Tab.2 shows the results of the ultimate analysis and porosity of the char samples with different AM salts. AM chlorides have almost no effect on the elemental composition of the char from cellulose and bamboo, which is consistent with the finding of the characterization of the gaseous and liquid products. Compared with chlorides, AM sulfates slightly increase the carbon content of the cellulose char but noticeably reduce the carbon content of bamboo char. This suggests that sulfates might lead to carbon loss from the lignin during pyrolysis. Interestingly, carbonates increase the carbon content of char from 84–85 wt % to 86–89 wt % (dry and ash-free basis), which indicates that carbonates might promote the production of high carbon content char at a lower pyrolysis temperature. Along with an increase in carbon content, the AM carbonates also improve the porosity of the char samples. For example, K₂CO₃ significantly increases the surface area of the char from 7 and 8 m²·g^–1 to 79 and 116 m²·g^–1 for cellulose and bamboo, respectively. This degree of increase is the highest among all the AM salts employed in this study.

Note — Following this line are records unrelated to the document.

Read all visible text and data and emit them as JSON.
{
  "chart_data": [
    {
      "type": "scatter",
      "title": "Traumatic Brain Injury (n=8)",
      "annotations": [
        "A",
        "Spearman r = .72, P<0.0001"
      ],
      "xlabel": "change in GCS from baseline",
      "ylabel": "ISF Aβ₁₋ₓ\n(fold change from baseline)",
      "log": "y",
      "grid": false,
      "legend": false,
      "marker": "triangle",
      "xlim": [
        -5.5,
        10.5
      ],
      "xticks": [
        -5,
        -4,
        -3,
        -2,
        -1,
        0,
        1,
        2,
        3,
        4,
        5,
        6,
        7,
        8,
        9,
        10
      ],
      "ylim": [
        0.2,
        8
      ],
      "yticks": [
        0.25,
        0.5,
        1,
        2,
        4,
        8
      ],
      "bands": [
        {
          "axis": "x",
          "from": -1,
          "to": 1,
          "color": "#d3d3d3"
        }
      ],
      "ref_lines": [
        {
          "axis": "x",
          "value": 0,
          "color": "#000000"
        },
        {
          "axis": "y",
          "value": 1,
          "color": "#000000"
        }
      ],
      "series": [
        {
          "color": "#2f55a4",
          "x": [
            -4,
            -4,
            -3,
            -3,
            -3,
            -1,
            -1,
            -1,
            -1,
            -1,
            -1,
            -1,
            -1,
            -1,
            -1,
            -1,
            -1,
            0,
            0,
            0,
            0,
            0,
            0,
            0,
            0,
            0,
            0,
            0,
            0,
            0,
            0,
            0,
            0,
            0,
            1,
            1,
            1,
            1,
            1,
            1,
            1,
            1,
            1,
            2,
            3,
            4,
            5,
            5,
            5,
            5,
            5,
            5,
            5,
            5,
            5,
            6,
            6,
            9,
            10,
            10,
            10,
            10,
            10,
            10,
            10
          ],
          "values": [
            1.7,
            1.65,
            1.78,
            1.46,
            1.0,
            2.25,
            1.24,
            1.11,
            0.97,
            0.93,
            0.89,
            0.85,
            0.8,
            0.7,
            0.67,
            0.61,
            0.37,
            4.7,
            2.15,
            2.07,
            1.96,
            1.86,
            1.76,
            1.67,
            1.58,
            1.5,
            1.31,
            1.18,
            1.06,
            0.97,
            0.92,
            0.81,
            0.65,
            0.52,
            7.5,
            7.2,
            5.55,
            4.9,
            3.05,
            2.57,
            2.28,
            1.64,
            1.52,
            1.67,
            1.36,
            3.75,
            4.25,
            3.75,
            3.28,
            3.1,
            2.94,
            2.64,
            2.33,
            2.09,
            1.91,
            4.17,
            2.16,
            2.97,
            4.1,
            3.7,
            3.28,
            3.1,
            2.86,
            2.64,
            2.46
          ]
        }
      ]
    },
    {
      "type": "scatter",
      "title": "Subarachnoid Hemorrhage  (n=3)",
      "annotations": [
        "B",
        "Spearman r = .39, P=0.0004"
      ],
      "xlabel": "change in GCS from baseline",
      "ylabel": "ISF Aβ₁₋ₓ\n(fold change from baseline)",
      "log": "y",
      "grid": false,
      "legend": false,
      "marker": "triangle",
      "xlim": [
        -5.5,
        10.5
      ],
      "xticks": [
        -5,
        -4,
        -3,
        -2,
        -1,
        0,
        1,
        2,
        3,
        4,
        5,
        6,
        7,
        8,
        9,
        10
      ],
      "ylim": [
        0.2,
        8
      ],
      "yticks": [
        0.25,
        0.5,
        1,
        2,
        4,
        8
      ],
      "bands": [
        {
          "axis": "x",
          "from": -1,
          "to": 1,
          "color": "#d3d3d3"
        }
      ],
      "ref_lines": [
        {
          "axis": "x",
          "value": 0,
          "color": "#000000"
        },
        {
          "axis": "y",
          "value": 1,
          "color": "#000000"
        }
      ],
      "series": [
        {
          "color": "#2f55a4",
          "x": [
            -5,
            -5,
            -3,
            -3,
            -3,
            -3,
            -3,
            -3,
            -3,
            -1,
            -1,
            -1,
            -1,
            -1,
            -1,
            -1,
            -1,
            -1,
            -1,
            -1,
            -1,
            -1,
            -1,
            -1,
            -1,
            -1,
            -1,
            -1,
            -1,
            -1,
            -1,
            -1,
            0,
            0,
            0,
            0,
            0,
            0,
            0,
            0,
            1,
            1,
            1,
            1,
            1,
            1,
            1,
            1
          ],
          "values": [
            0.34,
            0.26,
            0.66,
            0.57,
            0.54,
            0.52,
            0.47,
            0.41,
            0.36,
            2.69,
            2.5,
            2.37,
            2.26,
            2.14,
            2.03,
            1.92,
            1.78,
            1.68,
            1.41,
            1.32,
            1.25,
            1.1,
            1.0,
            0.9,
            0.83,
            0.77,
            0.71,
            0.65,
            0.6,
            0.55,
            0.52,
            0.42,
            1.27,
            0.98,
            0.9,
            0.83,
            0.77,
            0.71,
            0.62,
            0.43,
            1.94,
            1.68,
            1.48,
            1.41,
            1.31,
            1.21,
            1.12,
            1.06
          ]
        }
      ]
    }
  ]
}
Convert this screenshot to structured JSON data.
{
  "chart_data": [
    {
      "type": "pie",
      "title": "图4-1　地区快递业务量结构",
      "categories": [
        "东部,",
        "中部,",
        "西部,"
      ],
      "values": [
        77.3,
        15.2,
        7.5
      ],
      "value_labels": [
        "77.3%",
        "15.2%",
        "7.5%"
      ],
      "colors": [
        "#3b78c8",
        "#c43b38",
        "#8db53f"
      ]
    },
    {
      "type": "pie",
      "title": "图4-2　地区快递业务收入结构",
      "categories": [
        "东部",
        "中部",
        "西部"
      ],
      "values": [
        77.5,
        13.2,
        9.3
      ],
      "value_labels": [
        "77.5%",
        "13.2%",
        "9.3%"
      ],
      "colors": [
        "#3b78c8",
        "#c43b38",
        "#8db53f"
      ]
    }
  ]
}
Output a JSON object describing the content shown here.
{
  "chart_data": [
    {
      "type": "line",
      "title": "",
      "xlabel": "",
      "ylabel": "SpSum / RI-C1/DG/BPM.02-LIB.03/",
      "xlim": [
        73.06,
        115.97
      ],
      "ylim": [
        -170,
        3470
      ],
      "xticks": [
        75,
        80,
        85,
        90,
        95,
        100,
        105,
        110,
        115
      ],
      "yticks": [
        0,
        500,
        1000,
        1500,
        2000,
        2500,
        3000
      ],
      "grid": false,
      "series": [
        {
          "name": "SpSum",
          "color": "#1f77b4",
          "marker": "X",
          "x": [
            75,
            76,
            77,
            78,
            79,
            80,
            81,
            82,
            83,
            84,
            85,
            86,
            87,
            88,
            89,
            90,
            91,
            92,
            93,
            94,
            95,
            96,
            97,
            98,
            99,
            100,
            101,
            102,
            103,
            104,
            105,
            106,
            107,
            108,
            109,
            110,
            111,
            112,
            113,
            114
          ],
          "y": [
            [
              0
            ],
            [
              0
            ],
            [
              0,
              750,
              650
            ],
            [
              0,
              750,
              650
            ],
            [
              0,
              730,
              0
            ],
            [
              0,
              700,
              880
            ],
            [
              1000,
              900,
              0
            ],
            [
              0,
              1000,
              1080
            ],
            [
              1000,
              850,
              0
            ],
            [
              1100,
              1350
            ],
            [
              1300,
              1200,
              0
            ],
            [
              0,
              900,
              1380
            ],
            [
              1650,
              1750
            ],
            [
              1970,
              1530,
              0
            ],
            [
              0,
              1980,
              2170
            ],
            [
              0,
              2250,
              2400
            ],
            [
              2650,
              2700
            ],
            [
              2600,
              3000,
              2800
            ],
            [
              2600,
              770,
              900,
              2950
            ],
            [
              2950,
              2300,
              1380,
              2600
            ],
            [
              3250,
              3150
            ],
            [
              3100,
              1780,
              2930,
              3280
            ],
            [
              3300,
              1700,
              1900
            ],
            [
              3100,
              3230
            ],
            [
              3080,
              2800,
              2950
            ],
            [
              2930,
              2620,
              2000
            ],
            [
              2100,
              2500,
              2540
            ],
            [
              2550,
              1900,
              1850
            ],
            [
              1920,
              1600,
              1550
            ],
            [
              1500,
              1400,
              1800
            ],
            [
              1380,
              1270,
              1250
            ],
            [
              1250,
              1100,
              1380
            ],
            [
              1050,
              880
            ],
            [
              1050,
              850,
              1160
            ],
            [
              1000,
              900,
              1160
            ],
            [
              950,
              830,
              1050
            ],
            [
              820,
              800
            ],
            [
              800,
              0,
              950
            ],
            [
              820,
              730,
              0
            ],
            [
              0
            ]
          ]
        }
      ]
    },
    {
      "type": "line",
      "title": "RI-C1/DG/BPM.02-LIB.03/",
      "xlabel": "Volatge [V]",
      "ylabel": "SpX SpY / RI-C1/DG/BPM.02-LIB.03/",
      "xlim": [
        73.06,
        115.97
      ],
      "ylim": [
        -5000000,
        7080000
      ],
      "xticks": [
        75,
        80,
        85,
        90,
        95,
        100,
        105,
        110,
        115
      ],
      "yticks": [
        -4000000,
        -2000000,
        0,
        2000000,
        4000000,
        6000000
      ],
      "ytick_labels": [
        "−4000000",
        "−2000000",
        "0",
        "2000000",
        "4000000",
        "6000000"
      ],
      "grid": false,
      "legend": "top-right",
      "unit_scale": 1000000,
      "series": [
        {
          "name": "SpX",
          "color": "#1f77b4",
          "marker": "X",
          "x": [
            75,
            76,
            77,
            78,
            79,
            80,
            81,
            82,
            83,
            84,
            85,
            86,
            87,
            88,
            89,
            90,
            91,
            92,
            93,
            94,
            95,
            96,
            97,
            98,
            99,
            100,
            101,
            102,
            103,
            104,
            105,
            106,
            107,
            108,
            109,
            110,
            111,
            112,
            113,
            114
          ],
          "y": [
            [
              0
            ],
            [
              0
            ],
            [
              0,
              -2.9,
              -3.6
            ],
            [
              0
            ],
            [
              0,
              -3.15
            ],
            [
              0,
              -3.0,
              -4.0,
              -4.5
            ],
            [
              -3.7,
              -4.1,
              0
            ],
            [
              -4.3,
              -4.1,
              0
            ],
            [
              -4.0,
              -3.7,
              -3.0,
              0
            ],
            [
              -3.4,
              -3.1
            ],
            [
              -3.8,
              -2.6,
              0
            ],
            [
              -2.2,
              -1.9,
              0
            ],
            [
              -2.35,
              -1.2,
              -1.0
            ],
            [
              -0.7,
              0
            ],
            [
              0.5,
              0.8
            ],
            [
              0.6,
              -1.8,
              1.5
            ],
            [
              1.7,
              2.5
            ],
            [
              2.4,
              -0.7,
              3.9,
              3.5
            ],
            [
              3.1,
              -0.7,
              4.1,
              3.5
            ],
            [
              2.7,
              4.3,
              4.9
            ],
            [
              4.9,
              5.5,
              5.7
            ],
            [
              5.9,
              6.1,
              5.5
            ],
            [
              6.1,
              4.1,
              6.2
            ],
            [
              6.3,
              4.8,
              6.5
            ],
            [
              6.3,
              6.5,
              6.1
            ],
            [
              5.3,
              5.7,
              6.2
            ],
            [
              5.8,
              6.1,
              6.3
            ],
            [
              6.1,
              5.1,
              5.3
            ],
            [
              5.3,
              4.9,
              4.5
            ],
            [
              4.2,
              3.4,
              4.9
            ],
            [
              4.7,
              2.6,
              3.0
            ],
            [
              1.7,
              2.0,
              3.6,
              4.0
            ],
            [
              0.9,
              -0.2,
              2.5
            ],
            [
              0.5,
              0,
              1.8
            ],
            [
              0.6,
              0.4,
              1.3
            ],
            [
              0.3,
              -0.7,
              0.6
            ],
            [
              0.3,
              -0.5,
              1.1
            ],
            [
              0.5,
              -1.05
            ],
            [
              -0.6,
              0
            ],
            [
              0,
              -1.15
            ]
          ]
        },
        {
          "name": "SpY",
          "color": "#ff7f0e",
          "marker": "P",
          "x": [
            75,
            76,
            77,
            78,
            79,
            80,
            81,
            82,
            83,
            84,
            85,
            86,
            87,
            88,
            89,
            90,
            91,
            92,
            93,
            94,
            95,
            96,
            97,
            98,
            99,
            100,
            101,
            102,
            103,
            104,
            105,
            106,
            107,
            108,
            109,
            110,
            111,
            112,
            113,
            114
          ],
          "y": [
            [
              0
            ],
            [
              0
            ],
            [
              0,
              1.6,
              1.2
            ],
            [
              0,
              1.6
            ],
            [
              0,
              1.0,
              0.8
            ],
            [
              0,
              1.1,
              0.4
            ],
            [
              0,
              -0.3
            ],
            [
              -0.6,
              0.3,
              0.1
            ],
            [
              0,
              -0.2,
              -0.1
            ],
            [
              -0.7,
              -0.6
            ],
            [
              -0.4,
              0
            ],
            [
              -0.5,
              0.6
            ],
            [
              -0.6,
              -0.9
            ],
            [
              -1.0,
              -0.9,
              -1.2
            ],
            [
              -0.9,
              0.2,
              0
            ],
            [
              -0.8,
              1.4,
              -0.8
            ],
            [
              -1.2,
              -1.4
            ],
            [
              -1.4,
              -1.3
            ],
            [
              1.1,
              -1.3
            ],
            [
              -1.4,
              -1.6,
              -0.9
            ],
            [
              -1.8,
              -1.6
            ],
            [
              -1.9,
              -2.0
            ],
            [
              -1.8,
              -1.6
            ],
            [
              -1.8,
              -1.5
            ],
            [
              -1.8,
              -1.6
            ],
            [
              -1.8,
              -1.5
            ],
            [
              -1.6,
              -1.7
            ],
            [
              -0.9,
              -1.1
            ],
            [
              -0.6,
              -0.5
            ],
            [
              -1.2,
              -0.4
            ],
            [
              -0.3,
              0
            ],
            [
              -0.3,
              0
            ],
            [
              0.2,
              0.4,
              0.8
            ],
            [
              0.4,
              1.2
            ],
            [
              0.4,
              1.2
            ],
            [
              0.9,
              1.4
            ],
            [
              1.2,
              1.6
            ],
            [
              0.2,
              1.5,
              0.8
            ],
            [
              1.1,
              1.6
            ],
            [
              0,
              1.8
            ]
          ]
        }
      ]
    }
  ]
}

Combined with the changes in gas-, liquid-, and solid-phase products after AM salt addition, it is found that the effect of AM carbonates is stronger than that of AM sulfates, followed by that of AM chlorides. The main difference between these AM salts is the solid-phase contact reaction. Fig.8 illustrates the comparison of the effect of AM salts addition on biomass pyrolysis with consideration of all the three-phase products. AM chlorides and sulfates have little effect on the pyrolysis of the gaseous and liquid products from bamboo; however, both reduce the amount of pyran compounds in the liquid products from cellulose. AM chlorides might promote the cracking of volatiles and ring-opening reaction of pyran rings from cellulose to form light gaseous molecules, and accelerate further cyclization reactions to generate furans and phenyl compounds. And AM sulfates inhibit the cracking of cellulose through solid-solid phase contact reactions, resulting in the large aryl ether structure in char and the decrease of pyrone and dianhydro-α-d-glucopyranose content. AM carbonates greatly affect the pyrolysis of cellulose and bamboo, because of their strong alkalinity, and etch the surface of biomass as the temperature increases, and substantially increase pore expansions. Meanwhile, AM carbonates intensify the solid-solid phase contact reaction between salts and biomass, which might significantly accelerate ring-opening reaction of cellulose, and promote further cleavage and condensation of intermediate products after ring-opening reaction, and reacting with acetic acid to form CO₂. Hence, AM carbonates change the main composition of the gaseous and liquid products.

AM salts play an important role in the yields and properties of biomass pyrolysis products. AM carbonates (K₂CO₃ and Na₂CO₃) are shown to be more effective than other salts in promoting the pyrolysis process, because they can significantly increase the char yield and enhance the vapor crack to gaseous products. They also have an important upgrading effect on product quality, including enriching the phenolics in the bio-oil and increasing the carbon content and surface area of the char. Although AM sulfates are less effective than AM carbonates, Na₂SO₄ is capable of increasing the heating value of gases and reducing the water content of the bio-oil.